Since its founding as a second-run movie theater in Austin in 1997, the Alamo Drafthouse (now a first-run movie theater) has distinguished itself not only by serving food and craft beers in the theaters, but by staging events that have turned going to the movies into an interactive experience. At first, these included themed dinners (one of the most popular these days is a daylong, multicourse Hobbit-themed meal served during all three Lord of the Rings movies), live bands performing scores for silent films, and cult-dedicated programming such as Terror Tuesday and Weird Wednesday.
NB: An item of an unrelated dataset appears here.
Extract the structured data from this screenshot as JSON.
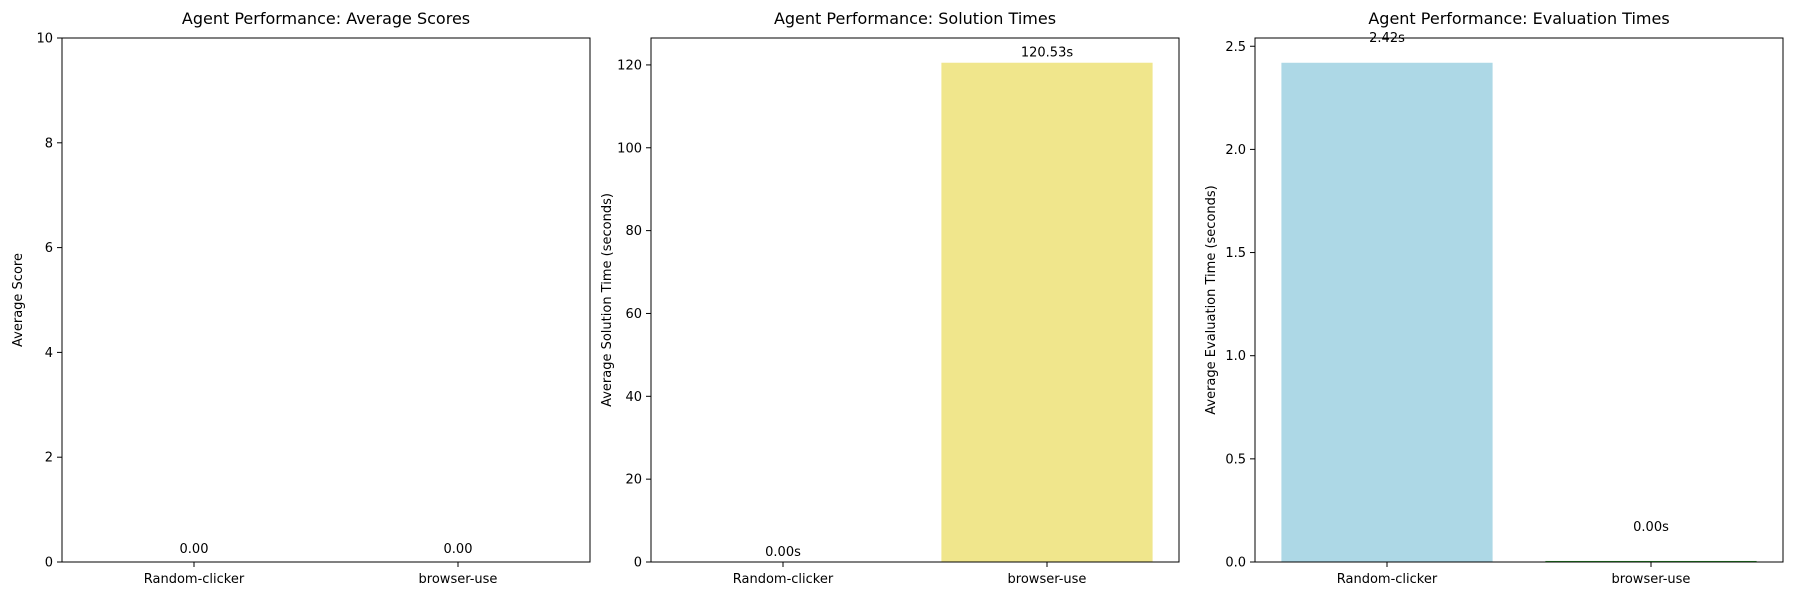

Now there are also Def Leppard, Madonna, and Whitney Houston music video sing-alongs; Master Pancake Theater, a live-comedy riff on the TV show Mystery Science Theater 3000; and the ever-popular Austin Air Sex, which is best described as a night of watching people play air guitar onstage (another Alamo event), but with mimed coital acts substituted for rock-and-roll gyrations.

The centerpiece of all of it is the annual Fantastic Fest, a film festival focused on cult, horror, offbeat, quirky, weird, and eccentric films. In the past decade, it has quietly become one of the most important fi lm events in the country, coinciding, not coincidentally, with new cult and fanboy movie websites that have developed rabid, plugged-in audiences around fringe and eccentric tastes in movies. This 21st-century breed of cinephiles respects classic fi lms by Kubrick and Kurosawa but allows for healthy indulgences in films like Burt Kennedy’s Suburban Commando or Ishiro Honda’s Mothra. And the Alamo has become the poster boy for the movie theater ready to satiate the appetite of the newly galvanized posses of nerds. In 2010, Alamo founder Tim League launched Drafthouse Films, a movie distribution company that handles the movies that often launch from Fantastic Fest.
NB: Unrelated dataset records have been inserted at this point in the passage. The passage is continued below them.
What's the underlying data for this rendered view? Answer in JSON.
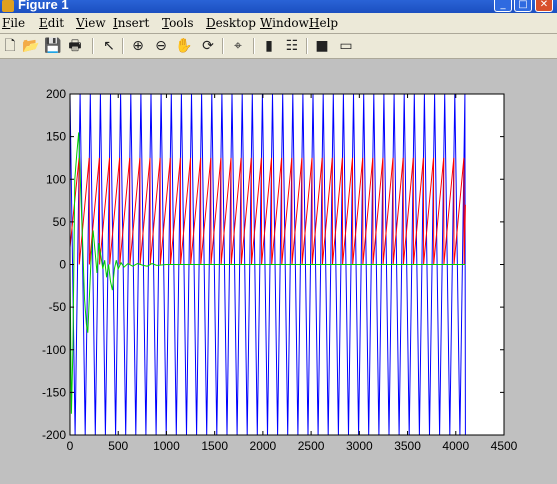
{
  "window": {
    "title": "Figure 1",
    "minimize_glyph": "_",
    "maximize_glyph": "□",
    "close_glyph": "✕"
  },
  "menu": {
    "items": [
      {
        "name": "file",
        "label": "File",
        "u": "F",
        "rest": "ile"
      },
      {
        "name": "edit",
        "label": "Edit",
        "u": "E",
        "rest": "dit"
      },
      {
        "name": "view",
        "label": "View",
        "u": "V",
        "rest": "iew"
      },
      {
        "name": "insert",
        "label": "Insert",
        "u": "I",
        "rest": "nsert"
      },
      {
        "name": "tools",
        "label": "Tools",
        "u": "T",
        "rest": "ools"
      },
      {
        "name": "desktop",
        "label": "Desktop",
        "u": "D",
        "rest": "esktop"
      },
      {
        "name": "window",
        "label": "Window",
        "u": "W",
        "rest": "indow"
      },
      {
        "name": "help",
        "label": "Help",
        "u": "H",
        "rest": "elp"
      }
    ]
  },
  "toolbar": {
    "buttons": [
      {
        "name": "new-figure-icon",
        "glyph": "🗋"
      },
      {
        "name": "open-file-icon",
        "glyph": "📂"
      },
      {
        "name": "save-figure-icon",
        "glyph": "💾"
      },
      {
        "name": "print-figure-icon",
        "glyph": "🖶"
      },
      {
        "name": "edit-plot-icon",
        "glyph": "↖"
      },
      {
        "name": "zoom-in-icon",
        "glyph": "⊕"
      },
      {
        "name": "zoom-out-icon",
        "glyph": "⊖"
      },
      {
        "name": "pan-icon",
        "glyph": "✋"
      },
      {
        "name": "rotate-3d-icon",
        "glyph": "⟳"
      },
      {
        "name": "data-cursor-icon",
        "glyph": "⌖"
      },
      {
        "name": "insert-colorbar-icon",
        "glyph": "▮"
      },
      {
        "name": "insert-legend-icon",
        "glyph": "☷"
      },
      {
        "name": "hide-plot-tools-icon",
        "glyph": "■"
      },
      {
        "name": "show-plot-tools-icon",
        "glyph": "▭"
      }
    ]
  },
  "chart_data": {
    "type": "line",
    "xlim": [
      0,
      4500
    ],
    "ylim": [
      -200,
      200
    ],
    "xticks": [
      0,
      500,
      1000,
      1500,
      2000,
      2500,
      3000,
      3500,
      4000,
      4500
    ],
    "yticks": [
      -200,
      -150,
      -100,
      -50,
      0,
      50,
      100,
      150,
      200
    ],
    "grid": false,
    "series": [
      {
        "color": "#0000ff",
        "style": "periodic-triangle",
        "x_start": 0,
        "x_end": 4100,
        "period": 105,
        "y_min": -200,
        "y_max": 200
      },
      {
        "color": "#ff0000",
        "style": "periodic-sawtooth",
        "x_start": 0,
        "x_end": 4100,
        "period": 105,
        "y_min": 0,
        "y_max": 125
      },
      {
        "color": "#00cc00",
        "style": "transient-decay",
        "points": [
          [
            0,
            0
          ],
          [
            15,
            -175
          ],
          [
            30,
            -100
          ],
          [
            50,
            100
          ],
          [
            70,
            130
          ],
          [
            90,
            155
          ],
          [
            110,
            90
          ],
          [
            130,
            30
          ],
          [
            150,
            -40
          ],
          [
            170,
            -70
          ],
          [
            185,
            -80
          ],
          [
            200,
            -40
          ],
          [
            220,
            10
          ],
          [
            240,
            40
          ],
          [
            260,
            15
          ],
          [
            280,
            -10
          ],
          [
            300,
            25
          ],
          [
            320,
            10
          ],
          [
            340,
            -5
          ],
          [
            360,
            5
          ],
          [
            380,
            -15
          ],
          [
            400,
            0
          ],
          [
            420,
            -20
          ],
          [
            440,
            -30
          ],
          [
            460,
            -5
          ],
          [
            480,
            5
          ],
          [
            500,
            -5
          ],
          [
            530,
            2
          ],
          [
            560,
            -3
          ],
          [
            600,
            1
          ],
          [
            650,
            -2
          ],
          [
            700,
            1
          ],
          [
            760,
            -1
          ],
          [
            800,
            -2
          ],
          [
            850,
            1
          ],
          [
            900,
            -1
          ],
          [
            1000,
            0
          ],
          [
            4100,
            0
          ]
        ]
      }
    ]
  }
}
On the bus trip to Austin, Bill DiGaetano sticks out. DiGaetano is leading Alamo’s franchised expansion into Richardson. He is handsome and fit, with bulging pectorals and well-tamed, jetblack hair. In the film version of the bus ride, DiGaetano might be played by Luke Wilson, and you’d expect to see him in an Uptown sports bar rather than this sea of movie scribblers. The former Green Beret earned his undergrad from St. Edwards University in Austin, and while he says has always loved movies, there’s no secret he’s opening an Alamo Drafthouse franchise because it’s a solid business enterprise.

The fact of the matter is, for all the seemingly fringe and cult-love at the Alamo, the chain’s Austin locations hold the top three box office slots for gross revenues per screen in that city. At a time when movie distribution is in disarray and studios have turned to tried-and-tested blockbuster brands, copious sequels, and endless remakes, Alamo has created a model that seems to get audiences out from their home theaters and back into movie theaters.
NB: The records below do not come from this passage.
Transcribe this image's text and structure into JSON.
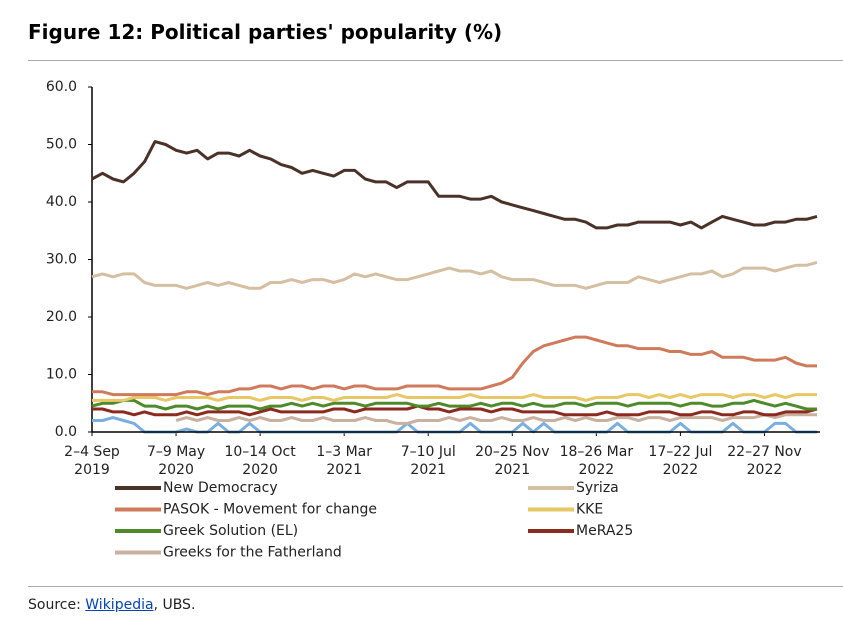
{
  "title": "Figure 12: Political parties' popularity (%)",
  "chart_data": {
    "type": "line",
    "categories": [
      "2–4 Sep 2019",
      null,
      null,
      null,
      null,
      null,
      null,
      null,
      "7–9 May 2020",
      null,
      null,
      null,
      null,
      null,
      null,
      null,
      "10–14 Oct 2020",
      null,
      null,
      null,
      null,
      null,
      null,
      null,
      "1–3 Mar 2021",
      null,
      null,
      null,
      null,
      null,
      null,
      null,
      "7–10 Jul 2021",
      null,
      null,
      null,
      null,
      null,
      null,
      null,
      "20–25 Nov 2021",
      null,
      null,
      null,
      null,
      null,
      null,
      null,
      "18–26 Mar 2022",
      null,
      null,
      null,
      null,
      null,
      null,
      null,
      "17–22 Jul 2022",
      null,
      null,
      null,
      null,
      null,
      null,
      null,
      "22–27 Nov 2022",
      null,
      null,
      null,
      null,
      null
    ],
    "ylim": [
      0,
      60
    ],
    "yticks": [
      {
        "value": 0,
        "label": "0.0"
      },
      {
        "value": 10,
        "label": "10.0"
      },
      {
        "value": 20,
        "label": "20.0"
      },
      {
        "value": 30,
        "label": "30.0"
      },
      {
        "value": 40,
        "label": "40.0"
      },
      {
        "value": 50,
        "label": "50.0"
      },
      {
        "value": 60,
        "label": "60.0"
      }
    ],
    "grid": false,
    "series": [
      {
        "name": "New Democracy",
        "color": "#4a3228",
        "values": [
          44,
          45,
          44,
          43.5,
          45,
          47,
          50.5,
          50,
          49,
          48.5,
          49,
          47.5,
          48.5,
          48.5,
          48,
          49,
          48,
          47.5,
          46.5,
          46,
          45,
          45.5,
          45,
          44.5,
          45.5,
          45.5,
          44,
          43.5,
          43.5,
          42.5,
          43.5,
          43.5,
          43.5,
          41,
          41,
          41,
          40.5,
          40.5,
          41,
          40,
          39.5,
          39,
          38.5,
          38,
          37.5,
          37,
          37,
          36.5,
          35.5,
          35.5,
          36,
          36,
          36.5,
          36.5,
          36.5,
          36.5,
          36,
          36.5,
          35.5,
          36.5,
          37.5,
          37,
          36.5,
          36,
          36,
          36.5,
          36.5,
          37,
          37,
          37.5
        ]
      },
      {
        "name": "Syriza",
        "color": "#d4bfa1",
        "values": [
          27,
          27.5,
          27,
          27.5,
          27.5,
          26,
          25.5,
          25.5,
          25.5,
          25,
          25.5,
          26,
          25.5,
          26,
          25.5,
          25,
          25,
          26,
          26,
          26.5,
          26,
          26.5,
          26.5,
          26,
          26.5,
          27.5,
          27,
          27.5,
          27,
          26.5,
          26.5,
          27,
          27.5,
          28,
          28.5,
          28,
          28,
          27.5,
          28,
          27,
          26.5,
          26.5,
          26.5,
          26,
          25.5,
          25.5,
          25.5,
          25,
          25.5,
          26,
          26,
          26,
          27,
          26.5,
          26,
          26.5,
          27,
          27.5,
          27.5,
          28,
          27,
          27.5,
          28.5,
          28.5,
          28.5,
          28,
          28.5,
          29,
          29,
          29.5
        ]
      },
      {
        "name": "PASOK - Movement for change",
        "color": "#d07a5c",
        "values": [
          7,
          7,
          6.5,
          6.5,
          6.5,
          6.5,
          6.5,
          6.5,
          6.5,
          7,
          7,
          6.5,
          7,
          7,
          7.5,
          7.5,
          8,
          8,
          7.5,
          8,
          8,
          7.5,
          8,
          8,
          7.5,
          8,
          8,
          7.5,
          7.5,
          7.5,
          8,
          8,
          8,
          8,
          7.5,
          7.5,
          7.5,
          7.5,
          8,
          8.5,
          9.5,
          12,
          14,
          15,
          15.5,
          16,
          16.5,
          16.5,
          16,
          15.5,
          15,
          15,
          14.5,
          14.5,
          14.5,
          14,
          14,
          13.5,
          13.5,
          14,
          13,
          13,
          13,
          12.5,
          12.5,
          12.5,
          13,
          12,
          11.5,
          11.5
        ]
      },
      {
        "name": "KKE",
        "color": "#e8c766",
        "values": [
          5.5,
          5.5,
          5.5,
          5.5,
          6,
          6,
          6,
          5.5,
          6,
          6,
          6,
          6,
          5.5,
          6,
          6,
          6,
          5.5,
          6,
          6,
          6,
          5.5,
          6,
          6,
          5.5,
          6,
          6,
          6,
          6,
          6,
          6.5,
          6,
          6,
          6,
          6,
          6,
          6,
          6.5,
          6,
          6,
          6,
          6,
          6,
          6.5,
          6,
          6,
          6,
          6,
          5.5,
          6,
          6,
          6,
          6.5,
          6.5,
          6,
          6.5,
          6,
          6.5,
          6,
          6.5,
          6.5,
          6.5,
          6,
          6.5,
          6.5,
          6,
          6.5,
          6,
          6.5,
          6.5,
          6.5
        ]
      },
      {
        "name": "Greek Solution (EL)",
        "color": "#4e8a2a",
        "values": [
          4.5,
          5,
          5,
          5.5,
          5.5,
          4.5,
          4.5,
          4,
          4.5,
          4.5,
          4,
          4.5,
          4,
          4.5,
          4.5,
          4.5,
          4,
          4.5,
          4.5,
          5,
          4.5,
          5,
          4.5,
          5,
          5,
          5,
          4.5,
          5,
          5,
          5,
          5,
          4.5,
          4.5,
          5,
          4.5,
          4.5,
          4.5,
          5,
          4.5,
          5,
          5,
          4.5,
          5,
          4.5,
          4.5,
          5,
          5,
          4.5,
          5,
          5,
          5,
          4.5,
          5,
          5,
          5,
          5,
          4.5,
          5,
          5,
          4.5,
          4.5,
          5,
          5,
          5.5,
          5,
          4.5,
          5,
          4.5,
          4,
          4
        ]
      },
      {
        "name": "MeRA25",
        "color": "#8b2a1e",
        "values": [
          4,
          4,
          3.5,
          3.5,
          3,
          3.5,
          3,
          3,
          3,
          3.5,
          3,
          3.5,
          3.5,
          3.5,
          3.5,
          3,
          3.5,
          4,
          3.5,
          3.5,
          3.5,
          3.5,
          3.5,
          4,
          4,
          3.5,
          4,
          4,
          4,
          4,
          4,
          4.5,
          4,
          4,
          3.5,
          4,
          4,
          4,
          3.5,
          4,
          4,
          3.5,
          3.5,
          3.5,
          3.5,
          3,
          3,
          3,
          3,
          3.5,
          3,
          3,
          3,
          3.5,
          3.5,
          3.5,
          3,
          3,
          3.5,
          3.5,
          3,
          3,
          3.5,
          3.5,
          3,
          3,
          3.5,
          3.5,
          3.5,
          4
        ]
      },
      {
        "name": "Greeks for the Fatherland",
        "color": "#c9b09f",
        "values": [
          null,
          null,
          null,
          null,
          null,
          null,
          null,
          null,
          2,
          2.5,
          2,
          2.5,
          2,
          2,
          2.5,
          2,
          2.5,
          2,
          2,
          2.5,
          2,
          2,
          2.5,
          2,
          2,
          2,
          2.5,
          2,
          2,
          1.5,
          1.5,
          2,
          2,
          2,
          2.5,
          2,
          2.5,
          2,
          2,
          2.5,
          2,
          2,
          2.5,
          2,
          2,
          2.5,
          2,
          2.5,
          2,
          2,
          2.5,
          2.5,
          2,
          2.5,
          2.5,
          2,
          2.5,
          2.5,
          2.5,
          2.5,
          2,
          2.5,
          2.5,
          2.5,
          3,
          2.5,
          3,
          3,
          3,
          3
        ]
      },
      {
        "color": "#79aee0",
        "values": [
          2,
          2,
          2.5,
          2,
          1.5,
          0,
          0,
          0,
          0,
          0.5,
          0,
          0,
          1.5,
          0,
          0,
          1.5,
          0,
          0,
          0,
          0,
          0,
          0,
          0,
          0,
          0,
          0,
          0,
          0,
          0,
          0,
          1.5,
          0,
          0,
          0,
          0,
          0,
          1.5,
          0,
          0,
          0,
          0,
          1.5,
          0,
          1.5,
          0,
          0,
          0,
          0,
          0,
          0,
          1.5,
          0,
          0,
          0,
          0,
          0,
          1.5,
          0,
          0,
          0,
          0,
          1.5,
          0,
          0,
          0,
          1.5,
          1.5,
          0,
          0,
          0
        ]
      }
    ]
  },
  "source": {
    "prefix": "Source: ",
    "link": "Wikipedia",
    "suffix": ", UBS."
  }
}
“We didn’t want to live and die by what the studios are putting out,” DiGaetano says of Alamo’s strategy. And there’s another perk to all the food, beer, and themed events, he says: increased profit margins.

In Austin, we are treated to a screening of Conan the Barbarian featuring live spoofing from a local comedy troupe. The comedians score a few laughs, but after 45 minutes or so the novelty of rewatching a young and ripped Arnold Schwarzenegger in briefs fumbling through dialogue in a thick Austrian accent wears off. I have seen the movie a dozen times, mostly on TV on Saturday afternoons in the late 1980s. Like a lot of the Alamo programming, ironic distance or juvenile nostalgia (or both) is a required ingredient the audience must supply to season the entertainment. There’s also a particular fascination for the trash of the 1980s, a period once derided by movie critics as a dismal creative impasse that has now been resurrected as a beloved golden age of cheesy gore and campy comedy.

As we head back to Dallas after Conan, DiGaetano puts on a hair metal karaoke sing-along video, to keep the party going. Yet an hour into the bus ride home, the beer provided by the organizers just seems to make everyone tired. A young, makeup-smeared Bret Michaels is peering out from the TV shrieking the lyrics to “Nothin’ But a Good Time,” but no one sings along. It’s a reminder of just what makes the Alamo work in the first place. Theaters used to be content showing what Hollywood kicks out each season and sell overpriced popcorn to cover the overhead. That won’t cut it anymore. But neither, apparently, will the Alamo’s own programming, shown to a captive, target audience, do it every time either. At least not on a bus. The bottom line for movie theater industry: it’s all about creating the right atmosphere.